Non so che caspita stessi aspettando. Ma quel pensiero di lei e del libro era ormai quotidiano e fisso. Però mi appuntai la data di uscita del nuovo, ormai mancava poco, e scrissi sull’Agenda

16 giugno – Le scelte che non hai fatto

Ed è stato così che giusto la mattina del 16 giugno di un anno fa, uscendo per portare finalmente a compimento sta missione, arrivarono dal socialcoso dell’uccellino quattro agghiaccianti parole: “E’ morta Maria Perosino”.

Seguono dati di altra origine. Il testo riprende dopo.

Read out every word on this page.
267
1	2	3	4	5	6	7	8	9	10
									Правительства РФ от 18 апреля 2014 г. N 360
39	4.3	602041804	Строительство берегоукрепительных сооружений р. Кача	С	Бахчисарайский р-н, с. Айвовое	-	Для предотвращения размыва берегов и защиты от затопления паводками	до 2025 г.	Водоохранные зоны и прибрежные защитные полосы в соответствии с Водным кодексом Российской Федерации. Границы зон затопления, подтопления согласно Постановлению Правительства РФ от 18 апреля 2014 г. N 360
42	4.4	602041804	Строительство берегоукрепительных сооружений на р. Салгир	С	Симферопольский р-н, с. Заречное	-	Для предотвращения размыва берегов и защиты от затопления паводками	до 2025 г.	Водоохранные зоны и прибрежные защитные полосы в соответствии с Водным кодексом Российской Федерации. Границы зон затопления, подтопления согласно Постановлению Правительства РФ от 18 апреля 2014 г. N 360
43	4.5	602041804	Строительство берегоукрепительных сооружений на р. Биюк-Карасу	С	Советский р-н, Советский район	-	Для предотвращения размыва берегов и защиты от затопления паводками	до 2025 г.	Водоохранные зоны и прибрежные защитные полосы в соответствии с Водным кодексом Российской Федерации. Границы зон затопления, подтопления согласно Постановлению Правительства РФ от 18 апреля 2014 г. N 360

Non so dirvi che sbigottimento è perdere una persona che non hai mai avuto. Ma che hai sfiorato. Che stava lì, a portata di clic, e non hai raggiunto mai. Pensando di aver tempo. E che ne avesse lei. Che aveva la mia età.

Maria Perosino. Una a cui il viaggiare ha salvato la vita, anzi ne ha regalato un’altra (vi ricorda qualcosa?). E che mi ha definitivamente convinta del fatto che, spesso, per cambiare vita basta iniziare cambiando valigia. Perché «è il trolley l’invenzione che più di ogni altra, pillola anticoncezionale inclusa, ha contribuito alla liberazione delle donne».

Maria Perosino. Che ci ha consegnato il passaporto per vivere bene. Anche e soprattutto da sole. Partendo da ferme, all’occorrenza. Che “Viaggiare da sole non significa affatto essere sole. Significa che vi dovete arrangiare a portare la valigia”.